Using photographs in the classroom
04.09.2014

Using photographs in the classroom

Teaching tip

Most students have a fantastic resource of pictures and photographs at home and it can be a rich and rewarding lesson to use them.


When students bring in their own material to the classroom, whether it’s photographs, mementos or other possessions, they are making a significant investment in the classroom.

They are bringing something from their private life to the lesson and they will be keen and motivated to talk about what they have brought.
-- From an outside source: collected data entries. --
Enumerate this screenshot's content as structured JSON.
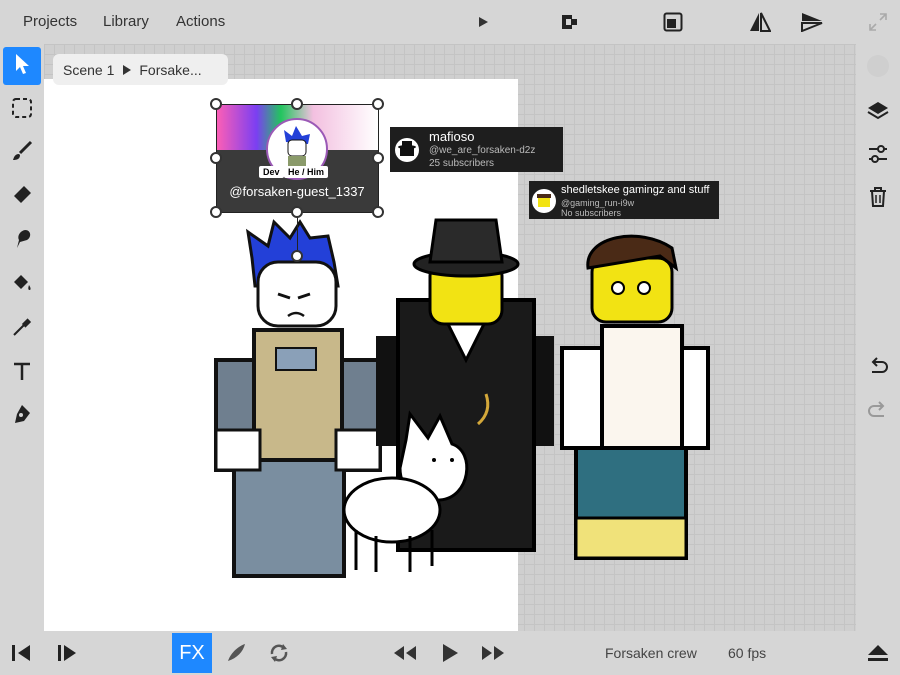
{
  "menu": {
    "projects": "Projects",
    "library": "Library",
    "actions": "Actions"
  },
  "breadcrumb": {
    "scene": "Scene 1",
    "layer": "Forsake..."
  },
  "profile": {
    "dev_badge": "Dev",
    "pronouns_badge": "He / Him",
    "handle": "@forsaken-guest_1337"
  },
  "tooltips": [
    {
      "name": "mafioso",
      "handle": "@we_are_forsaken-d2z",
      "subs": "25 subscribers"
    },
    {
      "name": "shedletskee gamingz and stuff",
      "handle": "@gaming_run-i9w",
      "subs": "No subscribers"
    }
  ],
  "bottom": {
    "fx": "FX",
    "project_name": "Forsaken crew",
    "fps": "60 fps"
  },
  "colors": {
    "accent": "#1e88ff",
    "chrome": "#d6d6d6",
    "canvas": "#ffffff"
  },
  "icons": [
    "select-arrow-icon",
    "marquee-select-icon",
    "brush-icon",
    "eraser-icon",
    "smudge-icon",
    "fill-bucket-icon",
    "eyedropper-icon",
    "text-icon",
    "pen-icon",
    "play-icon",
    "onion-skin-icon",
    "frame-icon",
    "flip-horizontal-icon",
    "flip-vertical-icon",
    "expand-icon",
    "color-circle-icon",
    "layers-icon",
    "sliders-icon",
    "trash-icon",
    "undo-icon",
    "redo-icon",
    "step-back-icon",
    "step-forward-icon",
    "brush-tip-icon",
    "loop-icon",
    "rewind-icon",
    "fast-forward-icon",
    "eject-icon"
  ]
}
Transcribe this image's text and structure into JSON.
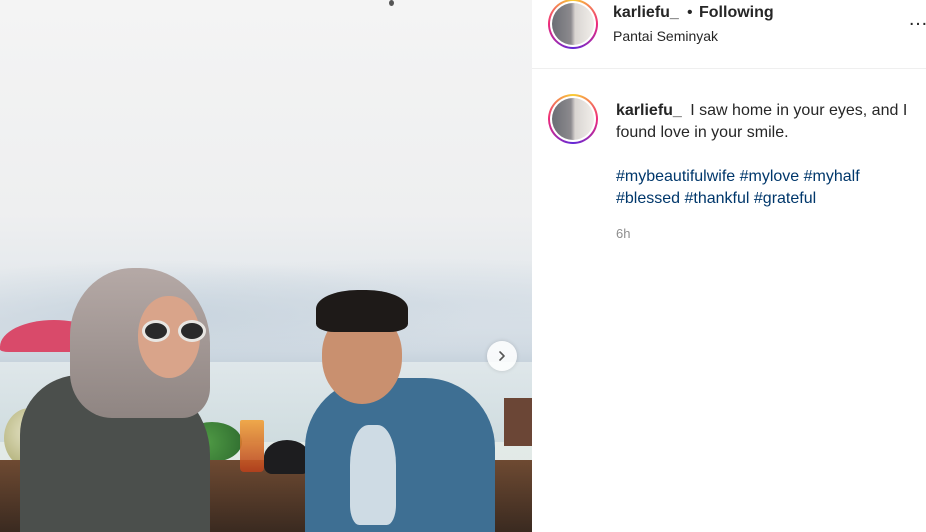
{
  "post": {
    "username": "karliefu_",
    "separator": "•",
    "follow_status": "Following",
    "location": "Pantai Seminyak",
    "more_icon": "…"
  },
  "caption": {
    "username": "karliefu_",
    "text": "I saw home in your eyes, and I found love in your smile.",
    "hashtags": [
      "#mybeautifulwife",
      "#mylove",
      "#myhalf",
      "#blessed",
      "#thankful",
      "#grateful"
    ],
    "time_ago": "6h"
  },
  "colors": {
    "hashtag": "#00376b",
    "text": "#262626",
    "muted": "#8e8e8e",
    "avatar_ring": [
      "#f9ce34",
      "#ee2a7b",
      "#6228d7"
    ]
  },
  "icons": {
    "next_arrow": "chevron-right-icon",
    "more": "more-horizontal-icon"
  }
}
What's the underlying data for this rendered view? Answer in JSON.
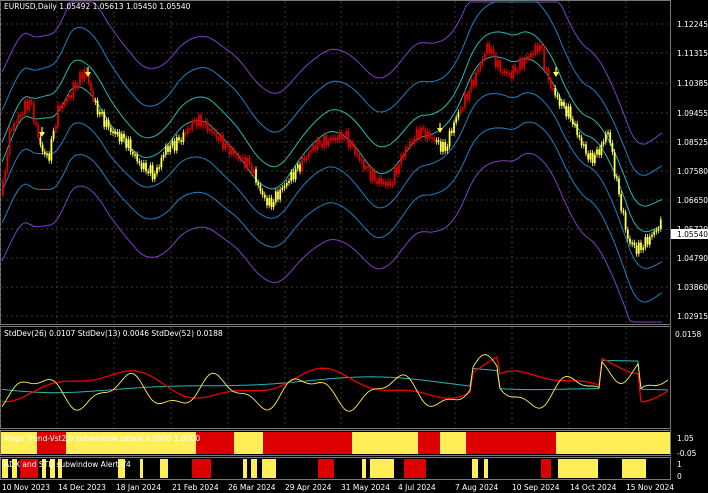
{
  "main": {
    "title": "EURUSD,Daily  1.05492 1.05613 1.05450 1.05540",
    "price_levels": [
      "1.12245",
      "1.11315",
      "1.10385",
      "1.09455",
      "1.08525",
      "1.07580",
      "1.06650",
      "1.05720",
      "1.04790",
      "1.03860",
      "1.02915"
    ],
    "current_price": "1.05540",
    "colors": {
      "bull": "#ffff55",
      "bear": "#dd0000",
      "band_outer": "#7b3fc8",
      "band_inner": "#1f7fbf",
      "band_mid": "#28b8b0",
      "grid": "#3a3a3a"
    }
  },
  "stddev": {
    "title": "StdDev(26) 0.0107  StdDev(13) 0.0046  StdDev(52) 0.0188",
    "top_level": "0.0158",
    "colors": {
      "sd26": "#ee0000",
      "sd13": "#ffee55",
      "sd52": "#28b8b0"
    }
  },
  "megatrend": {
    "title": "Mega Trend-Vst2.0 subwindow zatala 0.0000 1.0000",
    "levels": [
      "1.05",
      "-0.05"
    ]
  },
  "adx": {
    "title": "ADX and STD subwindow Alert V4",
    "levels": [
      "1",
      "0"
    ]
  },
  "x_axis": {
    "labels": [
      "10 Nov 2023",
      "14 Dec 2023",
      "18 Jan 2024",
      "21 Feb 2024",
      "26 Mar 2024",
      "29 Apr 2024",
      "31 May 2024",
      "4 Jul 2024",
      "7 Aug 2024",
      "10 Sep 2024",
      "14 Oct 2024",
      "15 Nov 2024"
    ]
  }
}
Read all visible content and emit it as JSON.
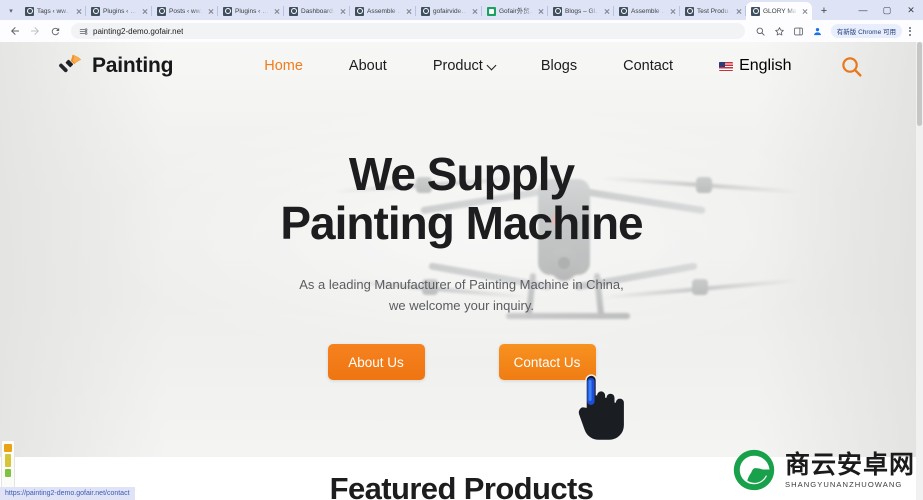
{
  "browser": {
    "tabs": [
      {
        "title": "Tags ‹ ww…",
        "favicon": "wp",
        "active": false
      },
      {
        "title": "Plugins ‹ …",
        "favicon": "wp",
        "active": false
      },
      {
        "title": "Posts ‹ ww…",
        "favicon": "wp",
        "active": false
      },
      {
        "title": "Plugins ‹ …",
        "favicon": "wp",
        "active": false
      },
      {
        "title": "Dashboard…",
        "favicon": "wp",
        "active": false
      },
      {
        "title": "Assemble …",
        "favicon": "wp",
        "active": false
      },
      {
        "title": "gofairvide…",
        "favicon": "wp",
        "active": false
      },
      {
        "title": "Gofair外贸…",
        "favicon": "green",
        "active": false
      },
      {
        "title": "Blogs – Gl…",
        "favicon": "wp",
        "active": false
      },
      {
        "title": "Assemble …",
        "favicon": "wp",
        "active": false
      },
      {
        "title": "Test Produ…",
        "favicon": "wp",
        "active": false
      },
      {
        "title": "GLORY Ma…",
        "favicon": "wp",
        "active": true
      }
    ],
    "new_tab_label": "+",
    "tab_search_label": "▾",
    "window_controls": {
      "minimize": "—",
      "maximize": "▢",
      "close": "✕"
    },
    "toolbar": {
      "back_label": "←",
      "forward_label": "→",
      "reload_label": "⟳",
      "url": "painting2-demo.gofair.net",
      "update_chip": "有新版 Chrome 可用"
    },
    "status_bar": {
      "url": "https://painting2-demo.gofair.net/contact"
    }
  },
  "site": {
    "brand": {
      "name": "Painting",
      "icon": "paintbrush-icon"
    },
    "nav": [
      {
        "label": "Home",
        "active": true,
        "caret": false
      },
      {
        "label": "About",
        "active": false,
        "caret": false
      },
      {
        "label": "Product",
        "active": false,
        "caret": true
      },
      {
        "label": "Blogs",
        "active": false,
        "caret": false
      },
      {
        "label": "Contact",
        "active": false,
        "caret": false
      }
    ],
    "language": {
      "label": "English",
      "flag": "us-flag-icon"
    },
    "search_icon": "search-icon",
    "hero": {
      "title_line1": "We Supply",
      "title_line2": "Painting Machine",
      "subtitle_line1": "As a leading Manufacturer of Painting Machine in China,",
      "subtitle_line2": "we welcome your inquiry.",
      "primary_button": "About Us",
      "secondary_button": "Contact Us"
    },
    "featured": {
      "title": "Featured Products"
    }
  },
  "watermark": {
    "cn": "商云安卓网",
    "en": "SHANGYUNANZHUOWANG"
  },
  "colors": {
    "accent_orange": "#f07c1e",
    "button_orange": "#f5821f",
    "heading_dark": "#1d1d1f",
    "watermark_green": "#19a04a",
    "link_blue": "#3d5ab5"
  }
}
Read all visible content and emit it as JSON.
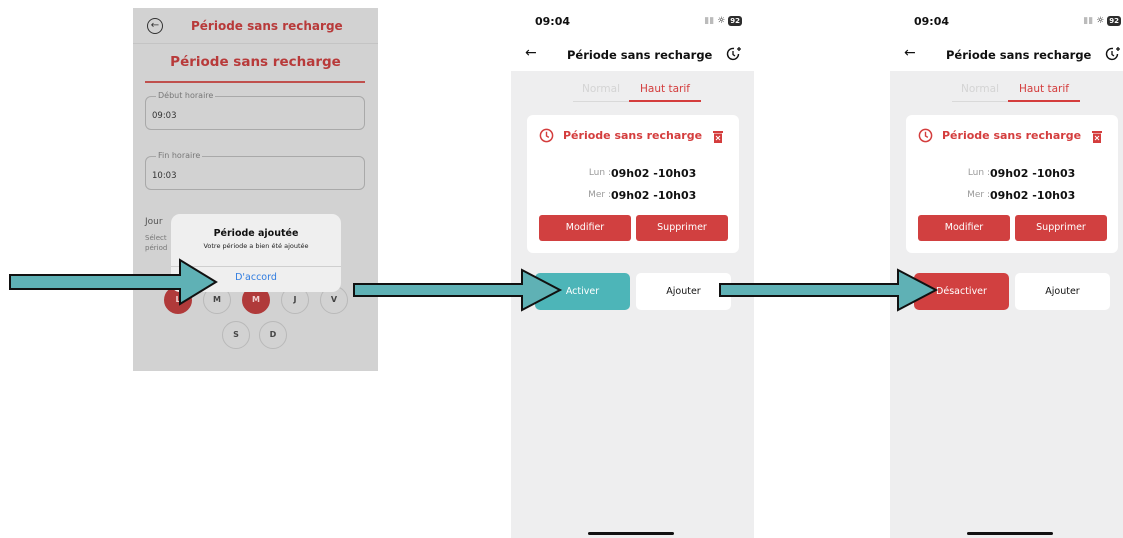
{
  "screen1": {
    "header_title": "Période sans recharge",
    "heading": "Période sans recharge",
    "start_field": {
      "label": "Début horaire",
      "value": "09:03"
    },
    "end_field": {
      "label": "Fin horaire",
      "value": "10:03"
    },
    "days_label": "Jour",
    "days_hint_1": "Sélect",
    "days_hint_2": "périod",
    "days": [
      {
        "label": "L",
        "selected": true
      },
      {
        "label": "M",
        "selected": false
      },
      {
        "label": "M",
        "selected": true
      },
      {
        "label": "J",
        "selected": false
      },
      {
        "label": "V",
        "selected": false
      },
      {
        "label": "S",
        "selected": false
      },
      {
        "label": "D",
        "selected": false
      }
    ],
    "dialog": {
      "title": "Période ajoutée",
      "message": "Votre période a bien été ajoutée",
      "button": "D'accord"
    }
  },
  "screen2": {
    "status_time": "09:04",
    "battery": "92",
    "title": "Période sans recharge",
    "tab_normal": "Normal",
    "tab_active": "Haut tarif",
    "card_title": "Période sans recharge",
    "schedule": [
      {
        "day": "Lun :",
        "hours": "09h02 -10h03"
      },
      {
        "day": "Mer :",
        "hours": "09h02 -10h03"
      }
    ],
    "modify_label": "Modifier",
    "delete_label": "Supprimer",
    "main_action_label": "Activer",
    "add_label": "Ajouter"
  },
  "screen3": {
    "status_time": "09:04",
    "battery": "92",
    "title": "Période sans recharge",
    "tab_normal": "Normal",
    "tab_active": "Haut tarif",
    "card_title": "Période sans recharge",
    "schedule": [
      {
        "day": "Lun :",
        "hours": "09h02 -10h03"
      },
      {
        "day": "Mer :",
        "hours": "09h02 -10h03"
      }
    ],
    "modify_label": "Modifier",
    "delete_label": "Supprimer",
    "main_action_label": "Désactiver",
    "add_label": "Ajouter"
  },
  "colors": {
    "accent_red": "#d14040",
    "activate_teal": "#4db5b8",
    "arrow_fill": "#5fb1b5",
    "dialog_link_blue": "#2f7ce0"
  }
}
Here are two ideas how to integrate students’ personal photographs into your lesson:


Who’s that boy/girl?

In the lesson before:

Ask students to bring in a photograph of themselves from their childhood to the next lesson (and make sure you bring in your own photograph, too).

In the classroom:
 

  • Clear a table and, as discreetly as possible, put all the photographs on the table. If possible, number the photographs. (You could use plastic envelopes you have already numbered before the lesson.)
  • Students gather at the table, look at the photographs and try to identify which child is which student. This should be done individually.
  • Encourage note-taking: the eyes look like (Susi’s), he has black hair so it must be (Karl). If students have already learnt ‘must’ and ‘can’t’ for deduction, then encourage this usage.
  • When students have written a name for each photograph, they should sit down and discuss their answers in pairs.
  • After this discussion, hold up each photograph one by one and ask students who they think is on the picture and why they think so. Ask the owner of the photograph to reveal his / her identity to the class.
  • Return the photographs to the rightful students and ask students to think of five questions to ask their partner about his / her childhood, e.g.: Did you live in a big town? What was your favourite toy? How did you travel to school? Did you have a pet? What did you like doing in your free time?
  • This activity could also be used to practise the used to past: Did you use to play football after school?


Holiday snaps

Most people take hundreds of holiday photographs these days on their digital cameras, but it is always nice to have a real photograph in your hand, that you can handle.

In the lesson before:

Ask students to bring in four or five holiday photographs (from the same holiday - it could also be from a stay-at-home holiday) to the next lesson. (And bring your own photographs.)

In the classroom:

Model the activity: Show your own photographs and talk about where you were, who was with you, whether you enjoyed it, e.g. We stayed at a hotel in Dorset, on the south coast of England. The weather was terrible. But in this picture the sun is shining!
In pairs, students talk about their photographs and the things they can see in them.
Allow three or four minutes per student to speak. When both people have talked about their photographs, ask them to each find a new partner to talk to.
Students continue exchanging partners as time allows.
At the end, ask the class: Where did (Susi) go on holiday? Who went the furthest away from here?